What Ronaldinho is doing comes sure enough from Brasil. But even in Brasil, where the game, influenced by the ginga of capoeira , is an expression of the self, it is not ordinary for the game to be so joyful, so playful. The revolution that will result from Ronaldinho's play will be breathtaking. International soccer has become huge business. It is now, in every way, the world's largest sport. As a result the physicality of the game has become freakish. For a long time, this had a deadening effect on the imagination of the game. No longer. The game is becoming so physical, so fast, so perfect, that only a child can succeed. Here comes Ronaldinho, the child at play, to prove it. His imagination cannot be limited to competitive logic, his movements cannot be read simply by way of their martial outcomes. He is just playing and playing and playing, chasing the ball and reacting to it. The fundamental difference in the way Zidane and Ronaldinho play is that Zidane needed a flat field to do what he did. He would have dominated on concrete, and probably did in the streets of Marseille. But Ronaldinho could play on the side of a hill, reacting to the changing landscape with laughter, taking joy in the newness of each movement. Enough lyricism.

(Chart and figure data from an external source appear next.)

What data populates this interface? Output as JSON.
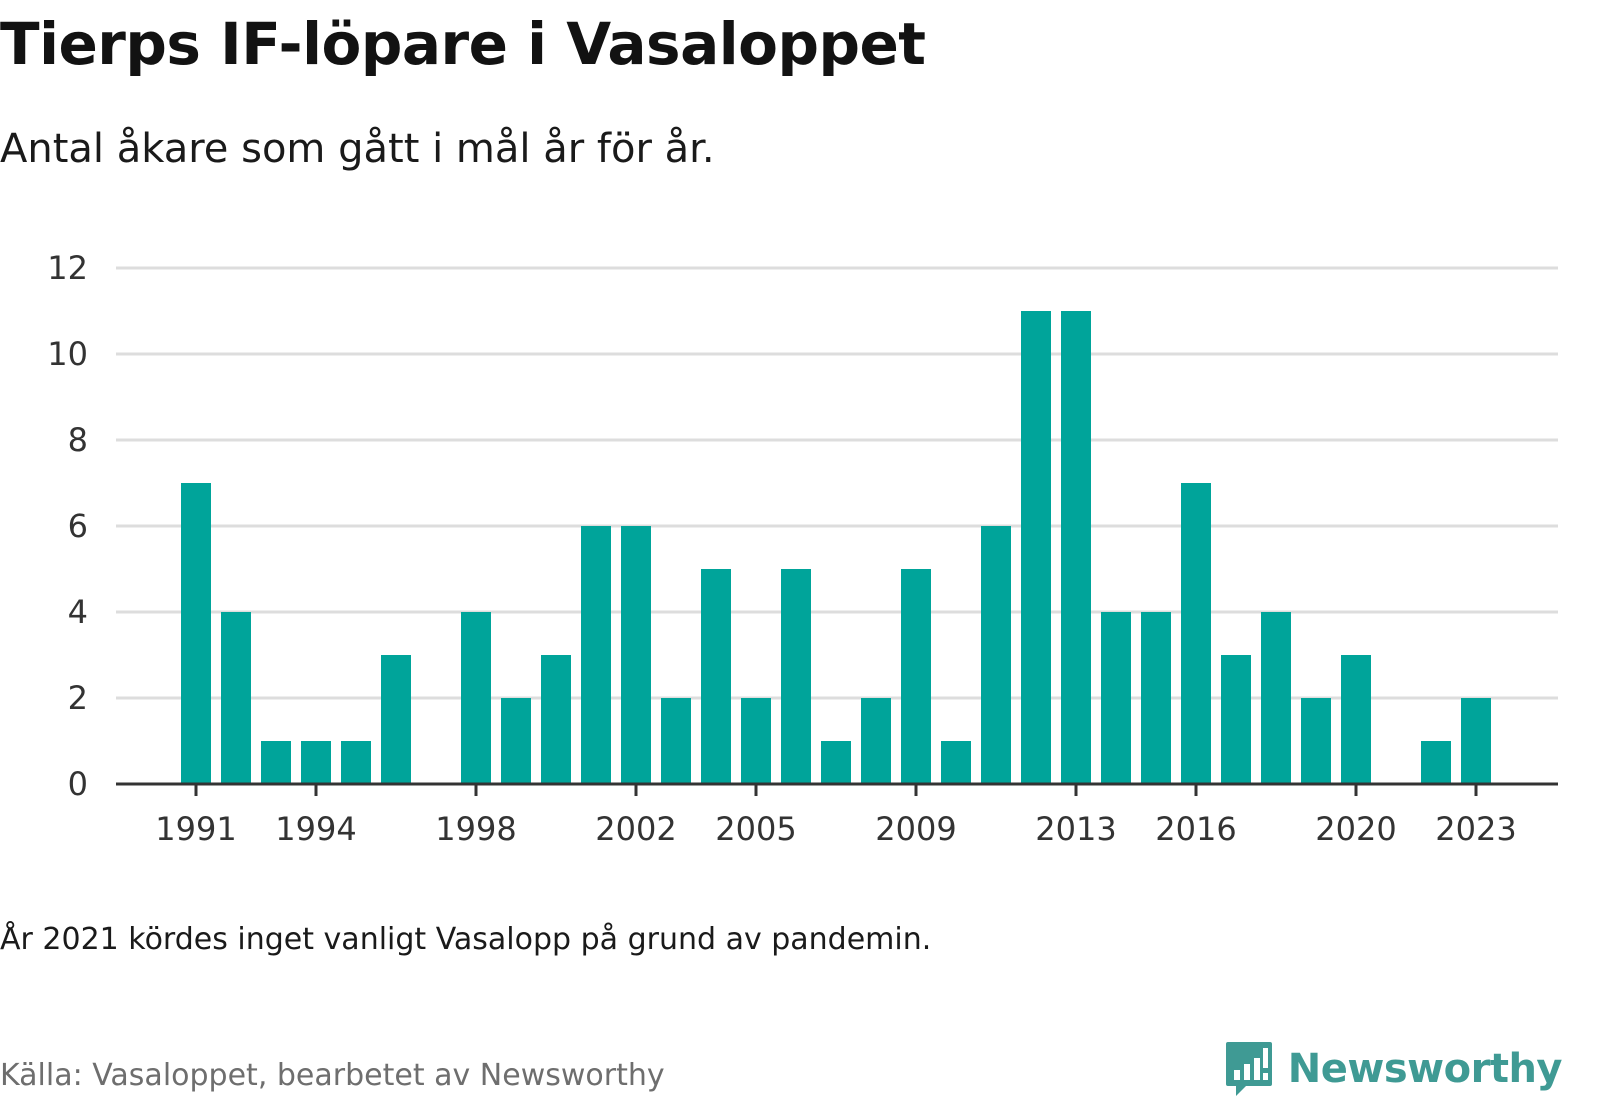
{
  "title": "Tierps IF-löpare i Vasaloppet",
  "subtitle": "Antal åkare som gått i mål år för år.",
  "note": "År 2021 kördes inget vanligt Vasalopp på grund av pandemin.",
  "source": "Källa: Vasaloppet, bearbetet av Newsworthy",
  "brand": {
    "name": "Newsworthy",
    "icon": "newsworthy-logo-icon"
  },
  "colors": {
    "bar": "#00a49a",
    "grid": "#dddddd",
    "axis": "#333333",
    "brand": "#3f9a94"
  },
  "chart_data": {
    "type": "bar",
    "x": [
      1991,
      1992,
      1993,
      1994,
      1995,
      1996,
      1997,
      1998,
      1999,
      2000,
      2001,
      2002,
      2003,
      2004,
      2005,
      2006,
      2007,
      2008,
      2009,
      2010,
      2011,
      2012,
      2013,
      2014,
      2015,
      2016,
      2017,
      2018,
      2019,
      2020,
      2021,
      2022,
      2023
    ],
    "values": [
      7,
      4,
      1,
      1,
      1,
      3,
      0,
      4,
      2,
      3,
      6,
      6,
      2,
      5,
      2,
      5,
      1,
      2,
      5,
      1,
      6,
      11,
      11,
      4,
      4,
      7,
      3,
      4,
      2,
      3,
      0,
      1,
      2
    ],
    "x_tick_labels": [
      "1991",
      "1994",
      "1998",
      "2002",
      "2005",
      "2009",
      "2013",
      "2016",
      "2020",
      "2023"
    ],
    "y_ticks": [
      0,
      2,
      4,
      6,
      8,
      10,
      12
    ],
    "ylim": [
      0,
      12
    ],
    "grid": true,
    "legend": "none"
  }
}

In the 13th minute of the game yesterday, Barca got a free kick just outside the box on the center right side of goal. Ronaldinho is absolutely lethal from this range, but he prefers to be a few meters further back so that his curling ball has time to dip down under the bar. Generally right footed takers like to be on the left side of goal as well, as they are then able to exploit their natural bend to either corner. So while it was a close free kick and dangerous, it posed its challenges. Add to that fact that Ronaldinho has gotten so good at scoring these that defenders have actually gotten good at defending him when he's this close. They've figured out that if they all jump in unison when he strikes the ball they add a foot of height to the ball, making it nearly impossible for Ronaldinho to get it to dip down under the bar unless he hits it absolutely perfectly. In soccer free kicks the wall is responsible for half of the goal, or a quarter, and the goalie for the rest. A kicker can beat the wall or beat the goalie. Ronaldinho does both, so the goalie has to play his kicks straight. He lined up his free kick as he normally does, looking down at the ball and glancing a few times mysteriously at the goal. He took his normal run-up, which is controlled and muscular. His stride, like a ballerina's or a martial artist's, originates in his ass. Just as he was about to strike the ball, he opened up his hips and exposed the side of his right foot to the ball, executing a precise and ordinary push pass directly under the feet of the jumping members of the wall, and the ball rolled at a measured but fairly leisurely pace passed the helpless goalkeeper who seeing the ball impossible late, dove to preserve his dignity and not out of hope of saving the shot. It was a funny and happy trick, and Ronaldinho smiled very wide after it. The grown-ups will have to think very seriously about whether or not to jump in the future.